The Perl processing script referenced by the form should be placed in your public_html directory along with the HTML form page; its file extension should be .cgi not .pl.
Your script should validate the inputs - you must learn to be paranoid, some hacker may submitting hand crafted Post requests with data intended to crash your application. (Hackers apparently have infinite time to waste on such things.) The checks should include a further test that the inputs do not all have the value "Any" (you cannot rely on client side checks - they reduce innocent errors but don't prevent deliberate attacks). A simple error report page should be generated if the request appears invalid (or if an attempt to connect to the database fails). An SQL query should be composed based on the validated input data; this should retrieve subject names and credit points from the info table, and enrolment details from the enrolment table (this can be done as a single query - ask Google about SQL select join statements). If no data are retrieved for the query (e.g. nothing loaded into database for the chosen faculty)then a simple error report should be generated. If data are retrieved, they should be presented to the user in tabular form as illustrated in the following image:
(The EFTS column represents the teaching load for a subject = number-enrolled*credit-points/48.)
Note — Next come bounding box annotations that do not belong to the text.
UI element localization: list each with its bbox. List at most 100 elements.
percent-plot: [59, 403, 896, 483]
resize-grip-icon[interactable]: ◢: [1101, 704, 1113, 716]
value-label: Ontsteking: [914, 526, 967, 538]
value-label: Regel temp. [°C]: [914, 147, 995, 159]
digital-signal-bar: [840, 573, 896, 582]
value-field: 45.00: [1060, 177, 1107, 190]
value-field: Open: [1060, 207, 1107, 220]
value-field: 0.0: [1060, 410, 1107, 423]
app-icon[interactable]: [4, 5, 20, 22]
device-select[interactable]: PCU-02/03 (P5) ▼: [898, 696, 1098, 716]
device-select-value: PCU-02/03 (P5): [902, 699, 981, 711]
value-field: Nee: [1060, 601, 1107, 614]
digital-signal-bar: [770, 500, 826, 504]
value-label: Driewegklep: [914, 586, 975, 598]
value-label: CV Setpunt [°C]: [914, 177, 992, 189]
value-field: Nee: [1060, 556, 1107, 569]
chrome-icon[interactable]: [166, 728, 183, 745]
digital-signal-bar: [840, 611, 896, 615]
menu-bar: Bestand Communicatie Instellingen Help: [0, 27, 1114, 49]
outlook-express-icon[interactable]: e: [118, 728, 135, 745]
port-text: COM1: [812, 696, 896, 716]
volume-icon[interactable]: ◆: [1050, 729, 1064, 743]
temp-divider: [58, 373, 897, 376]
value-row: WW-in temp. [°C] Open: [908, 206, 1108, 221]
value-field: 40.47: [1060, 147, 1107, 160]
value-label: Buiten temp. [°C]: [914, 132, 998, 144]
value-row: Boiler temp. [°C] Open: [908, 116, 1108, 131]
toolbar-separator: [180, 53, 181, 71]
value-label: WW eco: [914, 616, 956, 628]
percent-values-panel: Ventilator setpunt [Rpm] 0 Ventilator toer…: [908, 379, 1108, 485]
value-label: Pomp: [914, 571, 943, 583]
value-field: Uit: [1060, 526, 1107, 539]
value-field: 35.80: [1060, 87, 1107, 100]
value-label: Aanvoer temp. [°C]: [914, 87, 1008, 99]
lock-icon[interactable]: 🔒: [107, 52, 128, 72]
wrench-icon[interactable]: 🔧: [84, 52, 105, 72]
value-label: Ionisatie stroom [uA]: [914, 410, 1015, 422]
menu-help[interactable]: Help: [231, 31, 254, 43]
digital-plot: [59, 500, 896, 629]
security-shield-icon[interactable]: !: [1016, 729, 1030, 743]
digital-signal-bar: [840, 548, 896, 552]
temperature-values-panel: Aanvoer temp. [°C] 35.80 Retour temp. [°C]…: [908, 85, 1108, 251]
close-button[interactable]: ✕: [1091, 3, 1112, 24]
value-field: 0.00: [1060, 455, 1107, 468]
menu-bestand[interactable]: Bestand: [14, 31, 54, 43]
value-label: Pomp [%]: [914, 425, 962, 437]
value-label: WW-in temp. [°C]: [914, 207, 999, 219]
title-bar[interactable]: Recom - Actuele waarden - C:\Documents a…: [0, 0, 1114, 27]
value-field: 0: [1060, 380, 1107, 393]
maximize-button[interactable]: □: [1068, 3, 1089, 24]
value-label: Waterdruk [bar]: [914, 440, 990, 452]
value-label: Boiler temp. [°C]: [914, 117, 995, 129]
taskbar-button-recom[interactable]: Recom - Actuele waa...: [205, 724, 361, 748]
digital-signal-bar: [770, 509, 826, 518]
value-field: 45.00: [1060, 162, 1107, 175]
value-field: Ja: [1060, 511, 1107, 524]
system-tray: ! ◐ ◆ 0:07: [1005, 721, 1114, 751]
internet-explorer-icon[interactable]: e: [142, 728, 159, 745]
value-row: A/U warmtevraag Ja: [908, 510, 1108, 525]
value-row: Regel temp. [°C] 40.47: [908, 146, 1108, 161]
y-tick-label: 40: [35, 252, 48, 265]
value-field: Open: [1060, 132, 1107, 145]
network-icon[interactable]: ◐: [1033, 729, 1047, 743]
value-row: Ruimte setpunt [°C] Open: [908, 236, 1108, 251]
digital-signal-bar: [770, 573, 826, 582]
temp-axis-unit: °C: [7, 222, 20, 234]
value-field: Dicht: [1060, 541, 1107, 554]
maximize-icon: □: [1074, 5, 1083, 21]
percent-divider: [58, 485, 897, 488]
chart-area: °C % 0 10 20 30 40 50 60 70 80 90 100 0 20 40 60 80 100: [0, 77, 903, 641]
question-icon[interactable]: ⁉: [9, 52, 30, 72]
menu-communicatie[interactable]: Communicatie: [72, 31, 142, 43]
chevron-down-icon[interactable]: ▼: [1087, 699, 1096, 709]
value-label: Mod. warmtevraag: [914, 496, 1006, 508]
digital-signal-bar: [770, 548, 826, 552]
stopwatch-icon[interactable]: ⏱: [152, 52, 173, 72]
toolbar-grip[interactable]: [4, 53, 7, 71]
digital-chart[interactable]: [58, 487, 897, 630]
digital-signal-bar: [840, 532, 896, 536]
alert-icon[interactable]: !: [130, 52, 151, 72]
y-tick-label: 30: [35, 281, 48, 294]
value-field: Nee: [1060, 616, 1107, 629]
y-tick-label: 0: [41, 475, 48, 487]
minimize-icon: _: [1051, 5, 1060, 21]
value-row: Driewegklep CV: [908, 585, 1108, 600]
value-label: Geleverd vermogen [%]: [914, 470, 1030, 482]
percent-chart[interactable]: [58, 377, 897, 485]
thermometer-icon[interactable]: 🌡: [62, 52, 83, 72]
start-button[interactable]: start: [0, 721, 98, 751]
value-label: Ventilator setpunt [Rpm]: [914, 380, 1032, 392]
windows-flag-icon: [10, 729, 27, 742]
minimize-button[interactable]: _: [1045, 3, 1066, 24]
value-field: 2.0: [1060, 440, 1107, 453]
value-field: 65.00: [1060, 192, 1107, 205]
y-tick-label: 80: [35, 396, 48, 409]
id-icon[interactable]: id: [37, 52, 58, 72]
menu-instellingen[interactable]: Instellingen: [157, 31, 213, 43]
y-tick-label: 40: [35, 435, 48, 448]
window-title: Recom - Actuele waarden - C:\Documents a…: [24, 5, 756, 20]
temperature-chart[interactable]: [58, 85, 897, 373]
Since your script is a CGI program, it will run in some odd environment defined by the web server. The program will need to set the environment variables needed by Oracle. The following environment variable settings appear to be needed:
$ENV{"ORACLE_HOME"} = "/usr/local/instantclient_10_2";
$ENV{"LD_LIBRARY_PATH"} = "/usr/local/instantclient_10_2";
$ENV{"TNS_ADMIN"} = "/usr/local/instantclient_10_2";
$ENV{"ORACLE_SID"} = "csci";
$ENV{"TWO_TASK"} = "csci";
You will also have to remember to set the appropriate usage permissions on the files in your public_html directory (and remember that you should disable access when you have finished testing lest lazy colleagues try to steal your script code!)
You are to prepare a report detailing your work in a word processor and convert this to a PDF file for submission.
For each section, you will include your Perl code and evidence (captured console I/O, screen shots, etc) for the correct operation of your code. You should include the source HTML of your form page as used in the third part.
The due date for submission will be announced in lectures; currently the submission date is set to be April 24th.
For CSCI399, asignments are submitted
electronically via the turnin system. For
this assignment you submit your report via the command:
turnin -c csci399 -a 2 A2.pdf
Remember, turnin only works when you are logged in to the
main banshee undergraduate server machine.
This information is primarily for the tutors who will be marking the assignment; but some of you might be interested.
Mark to 0.5 divisions, no 0.1 fractional marks.